— Не мое! — вскинула на него глаза Катя.
— Может, кто-нибудь тебе подкинул?
— Н-не знаю…
— А ты подумай… Кто мог?
…Димины пальцы медленно разжались, и пакетик полетел в открытую Катину сумочку…
— Никто! — быстро ответила она.
— Кто принес?
— Никто. Я на улице нашла.
— На улице? — присвистнул следователь.
— Ну да. Валялось в подземном переходе…
— И ты все бумажки с земли поднимаешь?
— А эта на сторублевку похожа…
Следователь повертел в руке пакетик и фыркнул:
— Ничего общего!
— А я с бодуна была… — пояснила Катя.
— Тогда похоже, — согласился он. — Значит, все берешь на себя?
— В смысле?
— Никого тянуть не хочешь?
— Но я правда ничего не знаю!
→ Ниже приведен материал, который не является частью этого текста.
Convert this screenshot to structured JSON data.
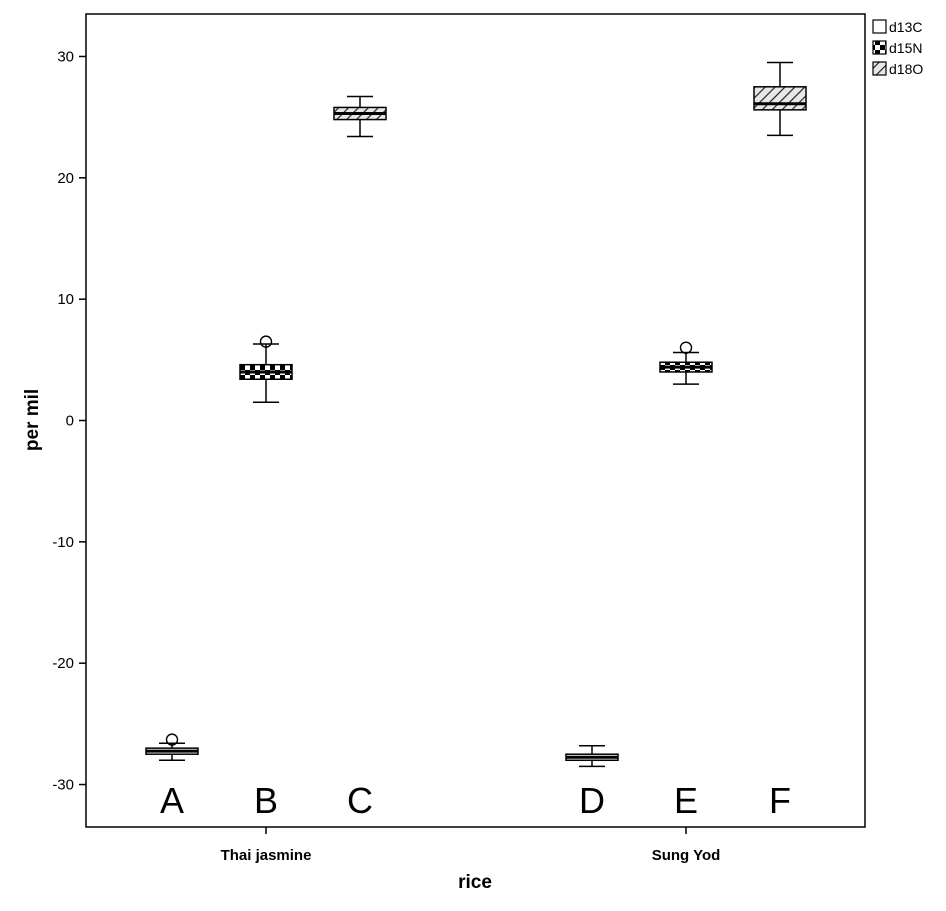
{
  "chart_data": {
    "type": "box",
    "xlabel": "rice",
    "ylabel": "per mil",
    "ylim": [
      -33.5,
      33.5
    ],
    "yticks": [
      -30,
      -20,
      -10,
      0,
      10,
      20,
      30
    ],
    "categories": [
      "Thai jasmine",
      "Sung Yod"
    ],
    "series": [
      {
        "name": "d13C",
        "fill": "white",
        "boxes": [
          {
            "category": "Thai jasmine",
            "letter": "A",
            "whisker_low": -28.0,
            "q1": -27.5,
            "median": -27.25,
            "q3": -27.0,
            "whisker_high": -26.6,
            "outliers": [
              -26.3
            ]
          },
          {
            "category": "Sung Yod",
            "letter": "D",
            "whisker_low": -28.5,
            "q1": -28.0,
            "median": -27.75,
            "q3": -27.5,
            "whisker_high": -26.8,
            "outliers": []
          }
        ]
      },
      {
        "name": "d15N",
        "fill": "checker",
        "boxes": [
          {
            "category": "Thai jasmine",
            "letter": "B",
            "whisker_low": 1.5,
            "q1": 3.4,
            "median": 4.0,
            "q3": 4.6,
            "whisker_high": 6.3,
            "outliers": [
              6.5
            ]
          },
          {
            "category": "Sung Yod",
            "letter": "E",
            "whisker_low": 3.0,
            "q1": 4.0,
            "median": 4.4,
            "q3": 4.8,
            "whisker_high": 5.6,
            "outliers": [
              6.0
            ]
          }
        ]
      },
      {
        "name": "d18O",
        "fill": "hatch",
        "boxes": [
          {
            "category": "Thai jasmine",
            "letter": "C",
            "whisker_low": 23.4,
            "q1": 24.8,
            "median": 25.3,
            "q3": 25.8,
            "whisker_high": 26.7,
            "outliers": []
          },
          {
            "category": "Sung Yod",
            "letter": "F",
            "whisker_low": 23.5,
            "q1": 25.6,
            "median": 26.1,
            "q3": 27.5,
            "whisker_high": 29.5,
            "outliers": []
          }
        ]
      }
    ],
    "legend": {
      "position": "top-right",
      "entries": [
        "d13C",
        "d15N",
        "d18O"
      ]
    }
  }
}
Отпустите меня, мне плохо… У меня температура…
Следователь вздохнул и нажал кнопку на столе.
— Можешь идти.
— Домой? — обрадовалась Катя.
— В камеру.
«Злые люди! Злые! Жестокие!
Этот мир проклят! Из него исчезли краски. Значит, исчезла музыка…
А без музыки и без красок он — ничто. Просто пространство, расчерченное ровными линиями — продольными и поперечными.
Мир номер ноль.
Черно-серое чудовище, которое проглотило солнце…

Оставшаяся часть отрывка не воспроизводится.